The Supreme Court (in WRIT PETITION (CRL)NO. 206 OF 2011 ) observed that the injuries against her person did not appear to be as simple as the State was making them out to be, and ordered an independent medical examination in NRS Medical College Hospital in Kolkata. The medical report, presented to the Supreme Court on 25th November, 2011 states that two stones were found inserted deep inside her vagina and one in her rectum. The MRI scan also reveals annular tears on her spine. All irrefutable evidence of custodial sexual abuse and torture that Soni Sori has suffered at the hands of Chhattisgarh Police.

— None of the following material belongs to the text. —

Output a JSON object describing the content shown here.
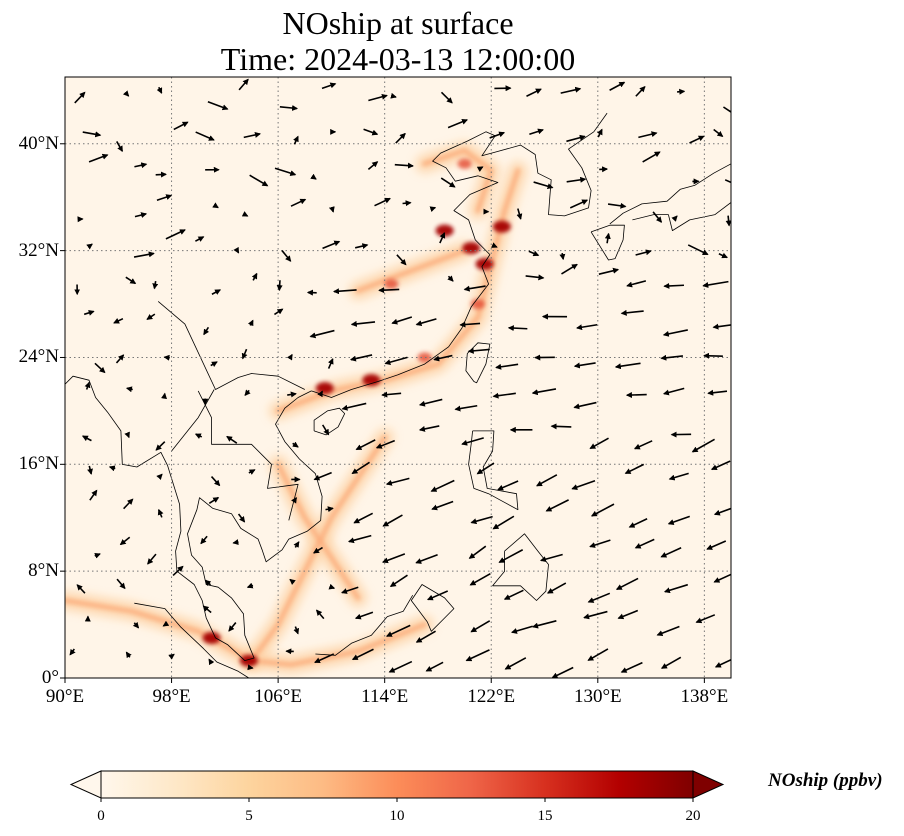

Yet, on 1st December 2011, the Supreme Court ordered that Soni Sori remain in the custody of the Chhattisgarh State for an additional period of 55 days until the next hearing on 25th January, 2012. Given the prior apprehension of such violence especially in cases under the shadow of the Maoist issue, and in light of the medical examination report placed before the Court, we are distressed that no immediate action was initiated against responsible police officials, nor protection ensured for Soni Sori until the next date of hearing.

After all, it is only the Court that can insulate a victim of sexual custodial assault from her oppressors, particularly when serious charges have been made against the senior police officer. It is only the Court that could have ensured that she is not made more vulnerable after she has spoken out about this torture, despite threats to her person and family. It is only the Court that can send out a clear signal that the rights of citizens will be protected, and that when the police abuses its powers, the judiciary will not stand by in silence. It is only the Court that can ensure that Chhattisgarh police will abide by the rule of law and if they violate the rights of citizens, they too will be held legally accountable and punished.

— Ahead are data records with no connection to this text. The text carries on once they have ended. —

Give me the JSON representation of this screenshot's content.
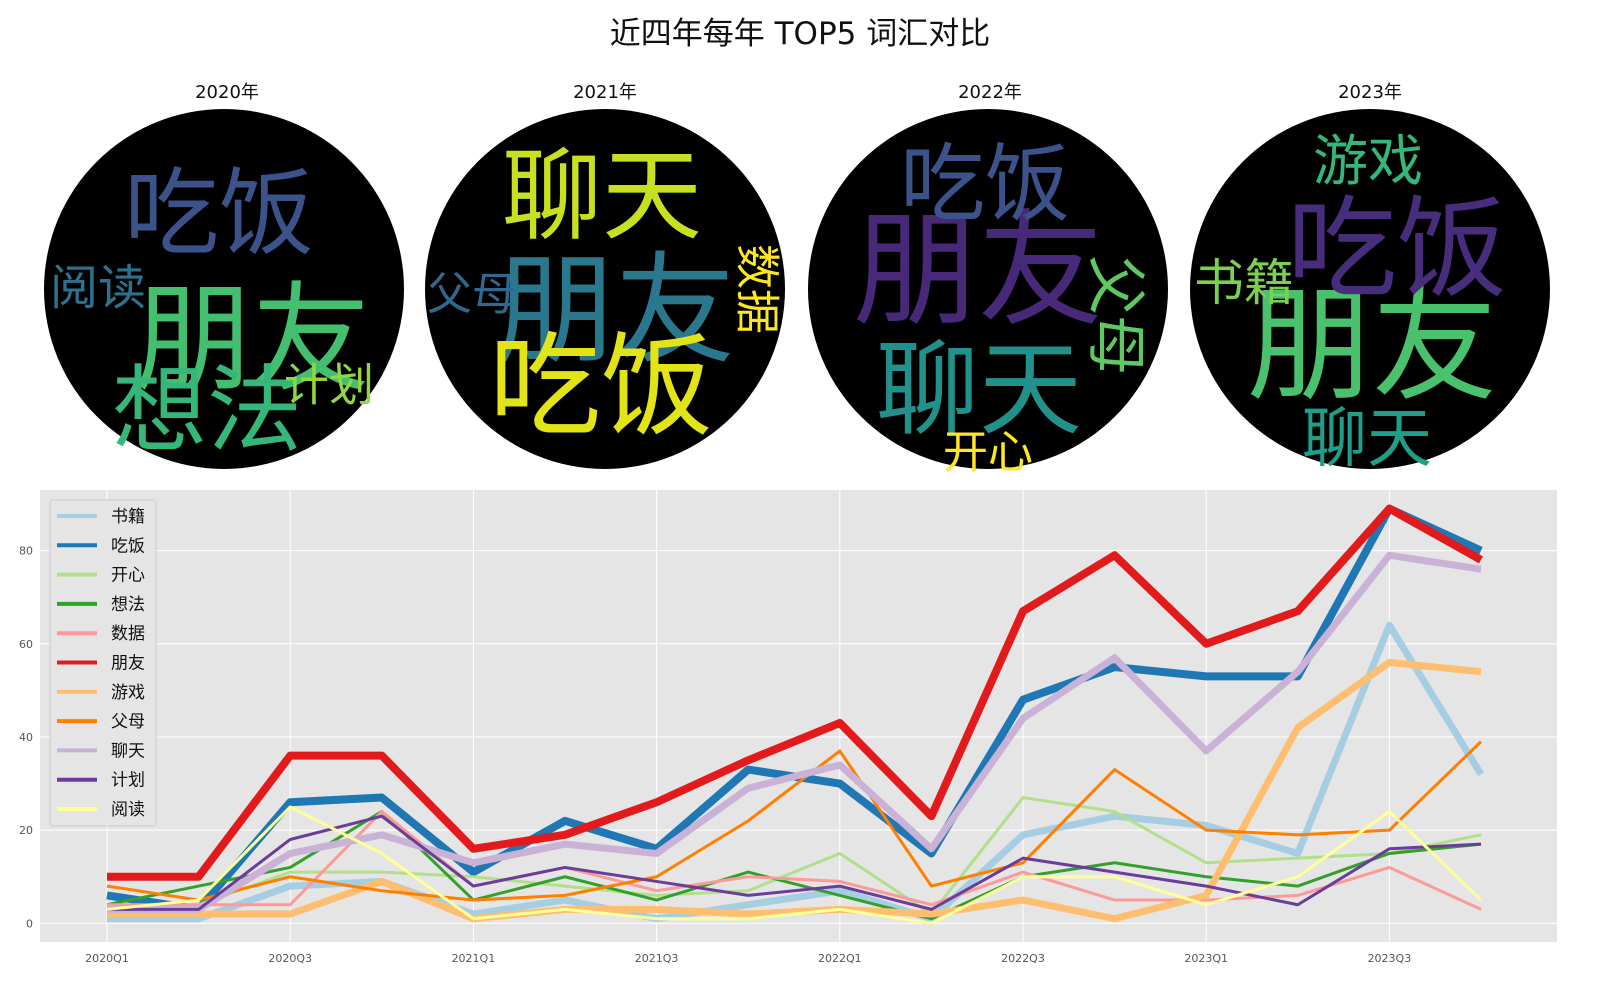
{
  "title": "近四年每年 TOP5 词汇对比",
  "chart_data": [
    {
      "type": "wordcloud",
      "title": "2020年",
      "words": [
        {
          "text": "朋友",
          "color": "#44bf70"
        },
        {
          "text": "吃饭",
          "color": "#3b528b"
        },
        {
          "text": "想法",
          "color": "#35b779"
        },
        {
          "text": "阅读",
          "color": "#2c728e"
        },
        {
          "text": "计划",
          "color": "#90d743"
        }
      ]
    },
    {
      "type": "wordcloud",
      "title": "2021年",
      "words": [
        {
          "text": "朋友",
          "color": "#2a788e"
        },
        {
          "text": "吃饭",
          "color": "#e2e418"
        },
        {
          "text": "聊天",
          "color": "#c8e020"
        },
        {
          "text": "父母",
          "color": "#31688e"
        },
        {
          "text": "数据",
          "color": "#fde725"
        }
      ]
    },
    {
      "type": "wordcloud",
      "title": "2022年",
      "words": [
        {
          "text": "朋友",
          "color": "#482878"
        },
        {
          "text": "吃饭",
          "color": "#3b528b"
        },
        {
          "text": "聊天",
          "color": "#21918c"
        },
        {
          "text": "父母",
          "color": "#5ec962"
        },
        {
          "text": "开心",
          "color": "#fde725"
        }
      ]
    },
    {
      "type": "wordcloud",
      "title": "2023年",
      "words": [
        {
          "text": "朋友",
          "color": "#4ac16d"
        },
        {
          "text": "吃饭",
          "color": "#472d7b"
        },
        {
          "text": "游戏",
          "color": "#35b779"
        },
        {
          "text": "书籍",
          "color": "#7ad151"
        },
        {
          "text": "聊天",
          "color": "#1f9e89"
        }
      ]
    },
    {
      "type": "line",
      "x": [
        "2020Q1",
        "2020Q2",
        "2020Q3",
        "2020Q4",
        "2021Q1",
        "2021Q2",
        "2021Q3",
        "2021Q4",
        "2022Q1",
        "2022Q2",
        "2022Q3",
        "2022Q4",
        "2023Q1",
        "2023Q2",
        "2023Q3",
        "2023Q4"
      ],
      "xticks": [
        "2020Q1",
        "2020Q3",
        "2021Q1",
        "2021Q3",
        "2022Q1",
        "2022Q3",
        "2023Q1",
        "2023Q3"
      ],
      "yticks": [
        0,
        20,
        40,
        60,
        80
      ],
      "ylim": [
        -4,
        93
      ],
      "grid": true,
      "legend_position": "upper-left",
      "series": [
        {
          "name": "书籍",
          "color": "#a6cee3",
          "values": [
            1,
            1,
            8,
            9,
            2,
            5,
            1,
            4,
            7,
            1,
            19,
            23,
            21,
            15,
            64,
            32
          ]
        },
        {
          "name": "吃饭",
          "color": "#1f78b4",
          "values": [
            6,
            3,
            26,
            27,
            11,
            22,
            16,
            33,
            30,
            15,
            48,
            55,
            53,
            53,
            89,
            80
          ]
        },
        {
          "name": "开心",
          "color": "#b2df8a",
          "values": [
            3,
            4,
            11,
            11,
            10,
            8,
            6,
            7,
            15,
            2,
            27,
            24,
            13,
            14,
            15,
            19
          ]
        },
        {
          "name": "想法",
          "color": "#33a02c",
          "values": [
            4,
            8,
            12,
            24,
            5,
            10,
            5,
            11,
            6,
            1,
            10,
            13,
            10,
            8,
            15,
            17
          ]
        },
        {
          "name": "数据",
          "color": "#fb9a99",
          "values": [
            4,
            4,
            4,
            24,
            8,
            12,
            7,
            10,
            9,
            4,
            11,
            5,
            5,
            6,
            12,
            3
          ]
        },
        {
          "name": "朋友",
          "color": "#e31a1c",
          "values": [
            10,
            10,
            36,
            36,
            16,
            19,
            26,
            35,
            43,
            23,
            67,
            79,
            60,
            67,
            89,
            78
          ]
        },
        {
          "name": "游戏",
          "color": "#fdbf6f",
          "values": [
            2,
            2,
            2,
            9,
            1,
            3,
            3,
            2,
            3,
            2,
            5,
            1,
            6,
            42,
            56,
            54
          ]
        },
        {
          "name": "父母",
          "color": "#ff7f00",
          "values": [
            8,
            5,
            10,
            7,
            5,
            6,
            10,
            22,
            37,
            8,
            13,
            33,
            20,
            19,
            20,
            39
          ]
        },
        {
          "name": "聊天",
          "color": "#cab2d6",
          "values": [
            3,
            3,
            15,
            19,
            13,
            17,
            15,
            29,
            34,
            16,
            44,
            57,
            37,
            54,
            79,
            76
          ]
        },
        {
          "name": "计划",
          "color": "#6a3d9a",
          "values": [
            3,
            3,
            18,
            23,
            8,
            12,
            9,
            6,
            8,
            3,
            14,
            11,
            8,
            4,
            16,
            17
          ]
        },
        {
          "name": "阅读",
          "color": "#ffff99",
          "values": [
            3,
            5,
            25,
            15,
            1,
            3,
            1,
            1,
            3,
            0,
            10,
            10,
            4,
            10,
            24,
            5
          ]
        }
      ]
    }
  ]
}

That Soni Sori has suffered custodial violence at the hands of the Chhattisgarh Police, in spite of the attention of the Court, the national media and the explicit orders of the Delhi High Court to ensure her safety, is extremely worrisome. It points towards a dangerous and flagrant contempt for law by the police in Chhattisgarh.

We hope that the Supreme Court will ensure that justice is finally done to this tribal undertrial woman and will set precedent to provide effective protection to the legal and human rights enshrined in the Constitution of India, especially for those placed in such vulnerable conditions.